Class MetadataExtractionStrategy

  • All Implemented Interfaces:
    HadoopJobStrategy

    public class MetadataExtractionStrategy
    extends java.lang.Object
    implements HadoopJobStrategy
    Strategy to give a HadoopJob when wanting to extract selected content from metadata files matching specific URL- and MIME-patterns. The mapper expects the used Configuration to have these patterns set before use. Otherwise, it will use all-matching patterns.
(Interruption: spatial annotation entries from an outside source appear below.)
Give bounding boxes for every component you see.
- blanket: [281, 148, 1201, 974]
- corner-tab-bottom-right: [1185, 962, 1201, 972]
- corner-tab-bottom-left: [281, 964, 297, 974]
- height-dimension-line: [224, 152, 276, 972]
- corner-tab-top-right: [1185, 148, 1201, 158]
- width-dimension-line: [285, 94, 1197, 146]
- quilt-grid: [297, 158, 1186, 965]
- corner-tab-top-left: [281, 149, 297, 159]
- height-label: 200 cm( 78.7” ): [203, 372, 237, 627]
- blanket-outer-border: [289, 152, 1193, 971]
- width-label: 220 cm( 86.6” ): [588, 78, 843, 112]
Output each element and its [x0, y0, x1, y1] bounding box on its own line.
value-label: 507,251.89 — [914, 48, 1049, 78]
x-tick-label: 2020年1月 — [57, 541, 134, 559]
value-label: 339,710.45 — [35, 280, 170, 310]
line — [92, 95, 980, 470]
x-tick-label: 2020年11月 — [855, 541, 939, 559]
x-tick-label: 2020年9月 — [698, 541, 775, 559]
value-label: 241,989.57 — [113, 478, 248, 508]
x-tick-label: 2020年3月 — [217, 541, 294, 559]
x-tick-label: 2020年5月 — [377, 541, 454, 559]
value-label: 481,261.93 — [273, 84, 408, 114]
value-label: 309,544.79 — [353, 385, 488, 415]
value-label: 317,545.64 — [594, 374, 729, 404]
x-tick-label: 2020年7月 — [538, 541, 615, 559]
This type of job is the Hadoop counterpart to running GetMetadataArchiveBatchJob.
    • Constructor Summary

      Constructors 
      Constructor Description
      MetadataExtractionStrategy​(long jobID, org.apache.hadoop.fs.FileSystem fileSystem)
      Constructor.
    • Method Summary

      All Methods Instance Methods Concrete Methods 
      Modifier and Type Method Description
      org.apache.hadoop.fs.Path createJobInputFile​(java.util.UUID uuid)
      Create the job input file with name from a uuid.
      org.apache.hadoop.fs.Path createJobOutputDir​(java.util.UUID uuid)
      Create the job output directory with name from a uuid.
      java.lang.String getJobType()
      Return a string specifying which kind of job is being run.
      int runJob​(org.apache.hadoop.fs.Path jobInputFile, org.apache.hadoop.fs.Path jobOutputDir)
      Runs a Hadoop job (HadoopJobTool) according to the specification of the used strategy.
      • Methods inherited from class java.lang.Object

        clone, equals, finalize, getClass, hashCode, notify, notifyAll, toString, wait, wait, wait
    • Constructor Detail

      • MetadataExtractionStrategy

        public MetadataExtractionStrategy​(long jobID,
                                          org.apache.hadoop.fs.FileSystem fileSystem)
        Constructor.
        Parameters:
        jobID - The ID for the job.
        fileSystem - The Hadoop FileSystem used.
    • Method Detail

      • runJob

        public int runJob​(org.apache.hadoop.fs.Path jobInputFile,
                          org.apache.hadoop.fs.Path jobOutputDir)
        Description copied from interface: HadoopJobStrategy
        Runs a Hadoop job (HadoopJobTool) according to the specification of the used strategy.
        Specified by:
        runJob in interface HadoopJobStrategy
        Parameters:
        jobInputFile - The Path specifying the job's input file.
        jobOutputDir - The Path specifying the job's output directory.
        Returns:
        An exit code for the job.
      • createJobInputFile

        public org.apache.hadoop.fs.Path createJobInputFile​(java.util.UUID uuid)
        Description copied from interface: HadoopJobStrategy
        Create the job input file with name from a uuid.
        Specified by:
        createJobInputFile in interface HadoopJobStrategy
        Parameters:
        uuid - The UUID to create a unique name from.
        Returns:
        Path specifying where the input file is located.
      • createJobOutputDir

        public org.apache.hadoop.fs.Path createJobOutputDir​(java.util.UUID uuid)
        Description copied from interface: HadoopJobStrategy
        Create the job output directory with name from a uuid.
        Specified by:
        createJobOutputDir in interface HadoopJobStrategy
        Parameters:
        uuid - The UUID to create a unique name from.
        Returns:
        Path specifying where the output directory is located.